Showing that a parametric equation is smoothly parametrized?

[WalkingInMud]

A parametric equation, say r(t), is smoothly parametrized if:

1. its derivative is continuous, and
2. its derivative does not equal zero for all t in the domain of r.

Now that sounds simple enough. Now lets say we have the tractrix:

r(t) = (t-tanht)i + sechtj,

then r'(t) = [ 1-1/(1+t^2) ]i + [ tantsect ]j, right?


without reverting to MatLab or Maple to view the graph, how do we mathematically explain that r'(t) is continuous (or not)?
:?
Do I just state that is is/isn't -by inspection, or ...?

 

[galactus]

A vector-valued function is continuous at the point given by t=a if the limit of r(t) exists as t-->a and

\(\displaystyle \lim_{t\to{a}}r(t)=r(a)\)

A vector-valued function is continuous on an interval if it is continuous at every point in that interval.

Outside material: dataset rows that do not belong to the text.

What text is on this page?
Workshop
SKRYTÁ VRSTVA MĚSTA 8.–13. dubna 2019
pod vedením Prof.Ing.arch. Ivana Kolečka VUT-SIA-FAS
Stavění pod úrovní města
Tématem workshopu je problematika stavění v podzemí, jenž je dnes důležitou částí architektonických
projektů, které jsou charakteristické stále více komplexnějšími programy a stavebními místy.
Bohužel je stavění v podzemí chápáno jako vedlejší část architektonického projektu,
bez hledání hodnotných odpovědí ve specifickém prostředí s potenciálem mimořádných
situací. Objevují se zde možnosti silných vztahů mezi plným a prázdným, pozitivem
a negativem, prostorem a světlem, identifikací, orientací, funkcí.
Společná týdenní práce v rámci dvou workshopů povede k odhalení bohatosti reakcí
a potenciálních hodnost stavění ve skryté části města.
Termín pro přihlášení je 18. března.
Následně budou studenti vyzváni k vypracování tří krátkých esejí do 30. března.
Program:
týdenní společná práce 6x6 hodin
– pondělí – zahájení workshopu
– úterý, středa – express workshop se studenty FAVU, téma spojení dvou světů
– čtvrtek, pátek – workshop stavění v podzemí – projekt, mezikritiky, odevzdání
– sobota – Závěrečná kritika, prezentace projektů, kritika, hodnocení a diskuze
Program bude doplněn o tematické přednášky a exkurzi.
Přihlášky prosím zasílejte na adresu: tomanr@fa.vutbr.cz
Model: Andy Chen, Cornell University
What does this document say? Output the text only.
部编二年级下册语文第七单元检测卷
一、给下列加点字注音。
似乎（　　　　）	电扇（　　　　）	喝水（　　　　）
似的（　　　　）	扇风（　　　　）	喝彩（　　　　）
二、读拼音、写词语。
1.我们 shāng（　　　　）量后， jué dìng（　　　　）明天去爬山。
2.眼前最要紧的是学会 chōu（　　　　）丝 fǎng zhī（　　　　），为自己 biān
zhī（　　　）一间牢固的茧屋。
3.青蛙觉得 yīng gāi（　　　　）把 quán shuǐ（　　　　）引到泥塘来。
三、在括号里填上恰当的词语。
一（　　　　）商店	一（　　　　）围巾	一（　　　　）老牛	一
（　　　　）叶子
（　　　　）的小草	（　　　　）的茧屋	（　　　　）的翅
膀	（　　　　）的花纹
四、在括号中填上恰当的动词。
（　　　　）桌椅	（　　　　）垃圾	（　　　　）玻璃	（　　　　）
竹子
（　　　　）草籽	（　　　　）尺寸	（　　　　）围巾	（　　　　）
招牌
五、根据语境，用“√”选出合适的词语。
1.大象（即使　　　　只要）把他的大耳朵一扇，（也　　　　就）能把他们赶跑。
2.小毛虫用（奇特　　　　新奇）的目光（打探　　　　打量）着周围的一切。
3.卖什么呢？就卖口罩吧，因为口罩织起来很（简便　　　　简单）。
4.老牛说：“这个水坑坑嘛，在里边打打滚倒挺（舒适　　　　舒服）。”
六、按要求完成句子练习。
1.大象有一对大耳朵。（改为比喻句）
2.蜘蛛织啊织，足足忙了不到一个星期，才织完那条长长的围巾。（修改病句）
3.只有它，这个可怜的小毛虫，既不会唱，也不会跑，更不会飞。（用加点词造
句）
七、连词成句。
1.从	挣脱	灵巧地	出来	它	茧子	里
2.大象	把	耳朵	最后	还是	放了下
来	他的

If you want to check the continuity of r'(t), then the derivative is

\(\displaystyle r'(t)=(\frac{-4}{e^{2t}+1}+\frac{4}{(e^{2t}+1)^{2}}+1)i-\frac{2e^{t}(e^{2t}-1)}{(e^{2t}+1)^{2}}j\)

Let the limit as t-->0 and we get 0, so r(0)=0 and we can conclude that r is continuous at t=0. We can also conclude by siialr reasoning that r is continuous at all real numbered values of t. Seems to me to be the way to go.